The laws relating to property settlement at the end of a de facto relationship have recently changed. For relationships that have broken down since 1 March 2009, the Family Court now deals with all of the legal aspects of the separation, including any:
Child Support Agreement,
Parenting Plan or
Child Support can be sought via the Child Support Agency or a Child Support Agreement.
Parenting Orders. may be sought in the Local Court, the Federal Circuit Court or the Family Court. The principles that apply to the children of marriages also apply to the children of de facto relationships.
The law in Australia clearly outlines the criteria of a de facto relationship. Section 4AA(1) of the Family Law Act, 1975 says that two people are in a de facto relationship if they “have a relationship as a couple living together on a genuine domestic basis”. Section 4AA(2) helps the courts determine if indeed a de facto relationship exists by allowing the judge to consider a number of factors, including the duration of the relationship, whether a sexual relationship exists and the degree of mutual commitment to a shared life.
In a recent court case, Kale & Karmel, the Family court was asked to determine exactly when the relationship began and ended, in order to divide the joint property fairly. In this case, the applicant, Kale, was a 58-year-old man with two grown children from a previous marriage. He received a Ph.D. in 1997. Until about 2005, he was also caring for his two children on a less equal basis with his ex-wife. The respondent, Karmel, completed a law degree in 2000, worked for several years in business and law, and in April 2005 opened her own law practice. There were various questions about the property – a shared home, superannuation, cars – but the larger disagreement centered around when the de facto relationship between the applicant and the respondent started and when it ended.
Kale argued that the relationship started in mid-2002 and ended in October 2009, after their physical separation. Karmel, on the other hand, argued that the relationship commenced four years earlier in 1998 and ended only in January 2010. The court was forced to look at a number of criteria in order to determine just how long the relationship actually did last.
The court reference earlier cases, concluding that for the purposes of property issues, it must be shown that the party’s lives have merged to the point that for all intents and purposes, they are living together as a married couple. Based on this understanding, the magistrate in Kale & Karmel found that the de facto relationship commenced in late 2001.
The magistrate considered a number of factors that indicate that the de facto relationship did not begin until late 2001. First, although the relationship started in 1998, the parties maintained separate homes until March 2002. Kale lived in a home he had purchased some years earlier and Karmel continued to rent elsewhere.
Second, while Kale resided in this original home, he maintained equal care for his children. The magistrate accepted that this meant that a central part of Kale’s life, mainly his children, did not yet become a part of his relationship with Karmel.
Third, the couple kept separate finances until March 2002, maintaining financial independence. Proof of this independence was a loan that Kale gave to Karmel and which was paid back shortly after it was given. The magistrate found this act “contrary to the notion of financial interdependence”.

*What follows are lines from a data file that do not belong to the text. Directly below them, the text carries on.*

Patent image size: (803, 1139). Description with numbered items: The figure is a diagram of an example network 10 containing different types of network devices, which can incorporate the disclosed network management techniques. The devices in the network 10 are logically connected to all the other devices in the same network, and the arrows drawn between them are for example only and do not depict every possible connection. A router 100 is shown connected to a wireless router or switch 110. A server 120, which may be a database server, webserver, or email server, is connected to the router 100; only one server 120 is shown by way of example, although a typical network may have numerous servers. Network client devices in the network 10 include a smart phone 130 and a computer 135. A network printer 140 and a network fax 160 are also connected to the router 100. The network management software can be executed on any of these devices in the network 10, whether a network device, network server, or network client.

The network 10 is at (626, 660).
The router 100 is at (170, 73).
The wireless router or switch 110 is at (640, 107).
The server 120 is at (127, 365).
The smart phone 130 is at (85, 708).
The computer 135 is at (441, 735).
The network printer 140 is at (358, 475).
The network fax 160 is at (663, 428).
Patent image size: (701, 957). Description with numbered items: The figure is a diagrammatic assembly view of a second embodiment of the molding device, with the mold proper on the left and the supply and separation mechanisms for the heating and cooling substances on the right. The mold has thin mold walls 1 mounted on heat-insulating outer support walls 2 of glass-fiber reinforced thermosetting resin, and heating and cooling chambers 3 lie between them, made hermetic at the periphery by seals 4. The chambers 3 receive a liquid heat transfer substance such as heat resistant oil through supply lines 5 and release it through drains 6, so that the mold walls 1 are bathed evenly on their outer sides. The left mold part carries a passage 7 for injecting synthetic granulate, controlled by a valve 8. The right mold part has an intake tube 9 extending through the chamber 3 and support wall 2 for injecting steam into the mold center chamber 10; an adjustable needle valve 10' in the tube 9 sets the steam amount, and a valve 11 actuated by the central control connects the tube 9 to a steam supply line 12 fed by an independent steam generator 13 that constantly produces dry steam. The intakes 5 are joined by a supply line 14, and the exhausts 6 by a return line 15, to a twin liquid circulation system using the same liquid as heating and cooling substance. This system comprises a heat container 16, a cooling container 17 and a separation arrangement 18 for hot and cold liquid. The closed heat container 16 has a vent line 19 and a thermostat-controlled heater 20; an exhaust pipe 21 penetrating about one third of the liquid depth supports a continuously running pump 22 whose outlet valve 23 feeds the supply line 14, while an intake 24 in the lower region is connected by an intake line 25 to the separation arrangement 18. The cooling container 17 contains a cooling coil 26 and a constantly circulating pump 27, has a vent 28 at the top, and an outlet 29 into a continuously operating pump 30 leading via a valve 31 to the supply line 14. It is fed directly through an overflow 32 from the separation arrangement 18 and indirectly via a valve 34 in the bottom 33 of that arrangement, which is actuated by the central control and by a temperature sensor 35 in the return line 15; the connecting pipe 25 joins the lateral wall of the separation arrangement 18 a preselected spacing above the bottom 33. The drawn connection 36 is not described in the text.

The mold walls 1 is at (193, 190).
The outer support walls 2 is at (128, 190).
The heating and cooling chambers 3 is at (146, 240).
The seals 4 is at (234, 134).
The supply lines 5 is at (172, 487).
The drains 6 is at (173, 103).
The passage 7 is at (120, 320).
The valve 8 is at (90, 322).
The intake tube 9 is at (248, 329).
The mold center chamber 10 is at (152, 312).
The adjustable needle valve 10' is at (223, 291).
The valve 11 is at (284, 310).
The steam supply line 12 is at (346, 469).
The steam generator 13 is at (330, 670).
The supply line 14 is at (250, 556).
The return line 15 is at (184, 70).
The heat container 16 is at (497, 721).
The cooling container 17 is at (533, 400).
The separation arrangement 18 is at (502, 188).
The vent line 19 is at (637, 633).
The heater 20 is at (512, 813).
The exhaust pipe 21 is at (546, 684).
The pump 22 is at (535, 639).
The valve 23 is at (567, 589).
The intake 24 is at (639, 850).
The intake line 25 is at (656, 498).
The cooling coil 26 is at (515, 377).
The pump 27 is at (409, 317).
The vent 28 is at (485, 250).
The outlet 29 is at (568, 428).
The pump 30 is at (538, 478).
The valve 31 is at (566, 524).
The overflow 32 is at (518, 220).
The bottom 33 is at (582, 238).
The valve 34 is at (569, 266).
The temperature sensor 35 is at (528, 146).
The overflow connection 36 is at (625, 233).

Fourth, throughout 2000, Karmel pursued a job opportunity that would have required a move to Canberra. Since Kale’s children remained in Brisbane, there was no question of his relocating. The respondent also told the applicant that she hoped to find an overseas posting. The magistrate held that Karmel’s decision to consider and pursue such a professional move ran “contrary to the existence of a de facto relationship”.
Taken together, these factors indicate that the parties were indeed in a relationship, but not a de facto one, since their finances remained separate, they each lived in a different home and they had no other mutual assets.
The court held that the de facto relationship actually did begin in late 2001 because at that time the couple decided that Kale would help Karmel financially so she could acquire a home large enough to accommodate him and his children. For the magistrate, this was a mutual decision to jointly acquire property, indicating a real merger of their lives. Significantly, the magistrate did not consider when the property was actually acquired – early 2002 – but when the parties made the decision to buy the property, late 2001.
The termination of the relationship was simpler for the magistrate – it took place when the respondent left the joint home in October 2009. In total, the magistrate found that Kale and Karmel had maintained a de facto relationship for a period of some eight years, from late 2001 through late 2009.